On Oct. 30, Professor Barbara Keys gave the Charles Griffin Memorial Lecture, sponsored by the Department of History. The lecture focused on the historical importance of human rights and their implications in current foreign policy. Keys’ latest book, “Reclaiming American Virtue: The Human Rights Revolution of the 1970s,” charts one explanation of the origins of the human rights “boom” of the 1970s in America.
Aside from publishing works on human rights, Keyes boasts a breadth of experience as both educator and researcher. Barbara Keys holds a PhD in History from Harvard University and has taught at California State University in Sacramento and University of Melbourne. She has been a research fellow at the Kennan Institute for Advanced Russian Studies, and at the Woodrow Wilson International Center for Scholars in Washington D.C. She has also been a visiting scholar at the Center for the Study of Law and Society at UC Berkeley and the Center for European Studies at Harvard.

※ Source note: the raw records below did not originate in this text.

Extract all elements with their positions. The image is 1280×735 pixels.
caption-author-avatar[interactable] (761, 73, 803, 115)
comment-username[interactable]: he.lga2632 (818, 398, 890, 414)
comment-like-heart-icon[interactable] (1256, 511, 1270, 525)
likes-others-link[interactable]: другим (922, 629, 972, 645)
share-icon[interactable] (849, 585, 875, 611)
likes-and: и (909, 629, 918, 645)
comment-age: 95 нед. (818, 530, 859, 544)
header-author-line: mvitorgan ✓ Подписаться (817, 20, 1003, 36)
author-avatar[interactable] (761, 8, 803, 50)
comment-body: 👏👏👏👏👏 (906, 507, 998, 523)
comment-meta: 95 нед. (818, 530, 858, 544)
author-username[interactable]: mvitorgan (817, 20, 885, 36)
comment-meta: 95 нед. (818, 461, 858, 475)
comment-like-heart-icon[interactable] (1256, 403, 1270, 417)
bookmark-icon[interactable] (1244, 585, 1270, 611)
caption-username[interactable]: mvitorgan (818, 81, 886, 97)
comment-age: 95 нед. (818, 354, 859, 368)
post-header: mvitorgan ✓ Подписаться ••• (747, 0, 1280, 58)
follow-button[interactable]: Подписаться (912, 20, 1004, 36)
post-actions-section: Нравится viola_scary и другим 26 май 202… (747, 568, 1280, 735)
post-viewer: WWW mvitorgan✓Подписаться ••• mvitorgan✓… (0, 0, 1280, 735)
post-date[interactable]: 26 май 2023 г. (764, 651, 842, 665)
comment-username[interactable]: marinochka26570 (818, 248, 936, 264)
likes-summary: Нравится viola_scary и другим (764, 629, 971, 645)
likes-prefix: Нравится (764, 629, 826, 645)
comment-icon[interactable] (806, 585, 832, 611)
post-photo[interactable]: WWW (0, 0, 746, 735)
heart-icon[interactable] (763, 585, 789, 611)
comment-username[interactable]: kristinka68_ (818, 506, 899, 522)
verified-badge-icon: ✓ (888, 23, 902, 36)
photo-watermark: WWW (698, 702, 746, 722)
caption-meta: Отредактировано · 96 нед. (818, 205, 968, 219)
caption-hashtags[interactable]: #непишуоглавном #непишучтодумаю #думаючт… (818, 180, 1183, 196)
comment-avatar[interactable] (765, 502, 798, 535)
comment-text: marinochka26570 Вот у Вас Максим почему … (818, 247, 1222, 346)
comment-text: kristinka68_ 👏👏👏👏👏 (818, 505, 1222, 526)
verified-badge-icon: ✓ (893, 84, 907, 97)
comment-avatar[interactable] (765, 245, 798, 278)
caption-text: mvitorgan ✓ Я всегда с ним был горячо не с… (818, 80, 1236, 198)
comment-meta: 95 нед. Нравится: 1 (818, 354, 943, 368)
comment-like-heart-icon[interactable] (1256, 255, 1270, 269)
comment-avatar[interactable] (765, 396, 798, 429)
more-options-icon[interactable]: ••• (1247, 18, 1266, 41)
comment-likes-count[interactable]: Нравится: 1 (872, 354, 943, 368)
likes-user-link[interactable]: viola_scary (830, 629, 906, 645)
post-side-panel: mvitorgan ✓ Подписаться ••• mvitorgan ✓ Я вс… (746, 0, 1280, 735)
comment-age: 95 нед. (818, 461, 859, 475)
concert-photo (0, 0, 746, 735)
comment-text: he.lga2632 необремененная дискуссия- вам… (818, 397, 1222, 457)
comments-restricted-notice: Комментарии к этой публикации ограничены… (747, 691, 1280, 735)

The lecture, “The Human Rights Revolution of the 1970s,” served as a larger explanation of her book. She explained that she focused on the 1970s because it was the first time that the promotion of international human rights were established as a core part of American foreign policy. Keys asserted that one of the main reasons Americans embraced human rights in foreign policy was guilt from the Vietnam War. For Americans, the fight for human rights re-established America as a benevolent force in the world and reclaimed American virtue.
Keys began by dissecting Jimmy Carter’s inaugural address in January 1977. Carter was hailed as a major advocate of human rights and was said to have propelled it to prominence in the U.S. In his address, Carter said, “Our commitment to human rights must be absolute.” This is the phrase that many historians use to illustrate his dedication to human rights during his presidency.
However, Keys had a different interpretation of this quote. In the lecture, Keys stated her belief that Carter was referring to domestic policy and was equating human rights to civil rights. She added, “Human rights seemed more like a fluke than a well conceived policy choice.” She went on to say that she grappled with the questions: If it wasn’t Carter who prioritized human rights, who was it? And what influences propelled the embracement of human rights?
These questions prompted Keys to write her most new book. Keys asserted in the lecture that Carter pushed for human rights because the concept was popular with Americans. After the Vietnam War, Watergate and Central Intelligence Agency scandals, human rights became successful because of the country’s internal psychological state. She explained, “[Human rights] offered a way forward for Americans, out of a period of crisis and self doubt.”
Keys went on to talk about the end of the Cold War and how it allowed politicians to finally disagree with anti-communist leaders and the potentially brutal treatment of their constituents. She said, “Human rights emerged in a more contingent way than historians have allowed for. The concept was seized upon not by liberals but in fact by conservative Cold War hawks.” Although many attribute human rights advocacy to liberals, they tended to emphasized internal cleansing rather than outward moralizing at the time.
Keys identified Senator Henry Jackson as a key developer in the language of human rights. She said that Jackson was outraged by detente, which was the easing of tensions between the Soviet Union and the United States. He referred to it as a “moral abomination” as he believed that America was treating the perceived evil power of the Soviet Union like any other power. He thus made it his primary cause to support Soviet Jewish immigration and justified his cause with the language of the human rights with appeals to the United Nations and the Universal Declaration of Human Rights.
Keys also identified Congressman Donald Fraser as a major human rights policymaker, who set the template for what Carter would do as president. Holding congressional hearings on human rights promotion, the Congressman asserted that if the United States continued to granting aid to countries that repressed their people, it was supporting that oppression and its consequences.
The speaker concluded that since the 1970s there has been a battle over whether human rights originated as a democratic or conservative ideology. Furthermore, Keys stressed that the diplomacy of human rights did help the psyche and moral of the United States but it also obscured the Vietnam War’s brutality and the true costs and shifted attention away from American problems.
She asserted that it has been this way ever since and that the present day stance on human rights can be read as a result of the 1970s emergence. America’s foreign policy has had very few effects over the past 40 years on improving human rights of others. This aligns with Keys’ opinion because it was never about helping others, but about recasting America as a benevolent force in the world.
According to Professor of History Robert Brigham, who helped sponsor the lecture, this discussion of human rights has significant modern implications. He said, “Human rights are the moral language of our times, but how did they come to represent our last utopia? Barbara Keys’ lecture explained the human rights boom of the 1970s as the United States tried to reclaim virtue following the Vietnam War.”
Brigham went on to explain, “Liberals were especially eager to have idealism front and center in U.S. foreign policy, and human rights allowed them to resurrect that project. Keys’ lecture was superb.”